Quand je parle de courage, je ne fais pas référence à l’imprudence, à l’arrogance ou à la violence, mais à quelque chose de pur, qui part de nous et devient exemplaire pour les autres. Je ne parle pas de ceux qui élèvent la voix, voire les mains, mais de ceux qui choisissent d’être libres, de faire ce qui est juste. Il s’agit d’agir avec le cœur.

Avons-nous encore le courage de dire, de faire, d’offrir et de pardonner, d’avoir confiance, d’assumer nos responsabilités envers les autres et envers notre merveilleuse Terre ? Avons-nous le courage d’être uniques, d’oser, de rêver, de vivre pleinement ? Oui, car la vie est la chose la plus extraordinaire qui existe, et nous en prenons à peine conscience. Savons-nous encore reconnaître la beauté ? Savons-nous nous émerveiller devant les petites et grandes beautés que la vie nous offre chaque jour ? Essayons !

Parler de paix à notre époque est difficile, mais essentiel. La paix est le bien le plus précieux auquel l’humanité puisse aspirer, plus précieux que des millions de lingots d’or, peut-être plus important que l’immortalité. La paix ne se possède pas, elle se construit, instant après instant. Elle est comme une flamme, chaude et enveloppante, qu’il faut toujours garder allumée, car sans elle, nous tomberions dans un abîme de noirceur et de froideur.

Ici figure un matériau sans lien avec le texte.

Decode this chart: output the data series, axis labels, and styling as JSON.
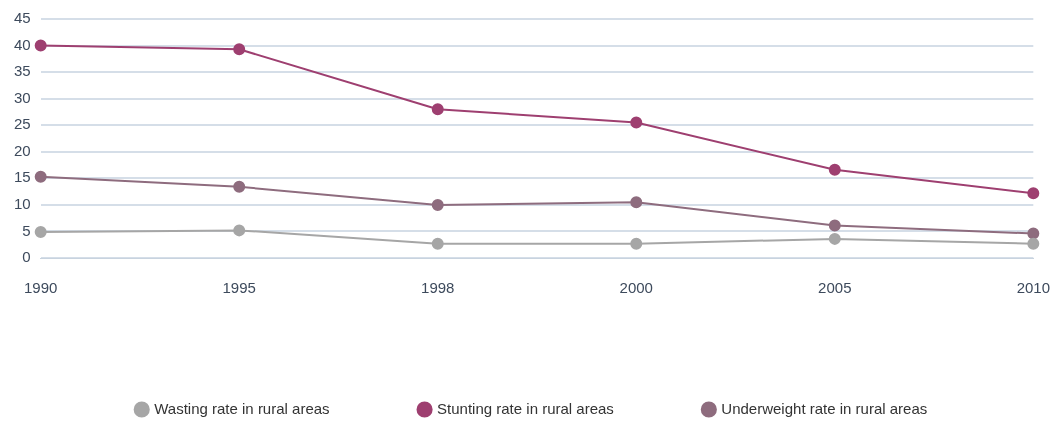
{
  "chart_data": {
    "type": "line",
    "categories": [
      "1990",
      "1995",
      "1998",
      "2000",
      "2005",
      "2010"
    ],
    "series": [
      {
        "name": "Wasting rate in rural areas",
        "color": "#a6a6a6",
        "values": [
          4.9,
          5.2,
          2.7,
          2.7,
          3.6,
          2.7
        ]
      },
      {
        "name": "Stunting rate in rural areas",
        "color": "#9e3f70",
        "values": [
          40,
          39.3,
          28,
          25.5,
          16.6,
          12.2
        ]
      },
      {
        "name": "Underweight rate in rural areas",
        "color": "#8e6c7e",
        "values": [
          15.3,
          13.4,
          10,
          10.5,
          6.1,
          4.6
        ]
      }
    ],
    "ylim": [
      0,
      45
    ],
    "yticks": [
      0,
      5,
      10,
      15,
      20,
      25,
      30,
      35,
      40,
      45
    ],
    "grid": "y",
    "legend": "bottom",
    "marker": "circle",
    "line_style": "solid"
  }
}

Chaque jour, nous devrions être des ambassadeurs de la paix, proclamer dans toutes les langues, aussi fort et loin que possible, ces deux syllabes puissantes et douces à la fois : paix, amour. Diffusons la paix et l’amour, l’amour pur. Parfois, cette force puissante peut faire peur, peut-être parce qu’elle est la seule énergie de l’univers que l’homme n’a pas appris à contrôler. Et c’est peut-être une bonne chose. Nous sommes un peu comme des lucioles, de bons porteurs de lumière pour nous-mêmes et pour les autres. Illuminons ce monde par de bonnes actions, diffusons l’amour, sous toutes ses formes.

J’aime penser que ce petit projet éducatif et artistique peut réveiller les esprits, raviver les sentiments et les valeurs. Un désir ambitieux, dira-t-on. Moi, je crois que rêver ne fait jamais de mal, et que si nous sommes nombreux à rêver pour la même chose, cela devient réalité. Il suffit de peu pour créer de belles choses : un simple livre, un dîner multiculturel, une exposition artistique, des moments de silence et de dialogue partagés.

Peut-être qu’en ces temps de méfiance, de violences, de crises, de catastrophes et de maladies, nous avons encore besoin de redécouvrir certaines valeurs et expressions qui nous aident à ressentir davantage. Retrouvons l’humanité avec ce que nous avons de plus humain: les mots.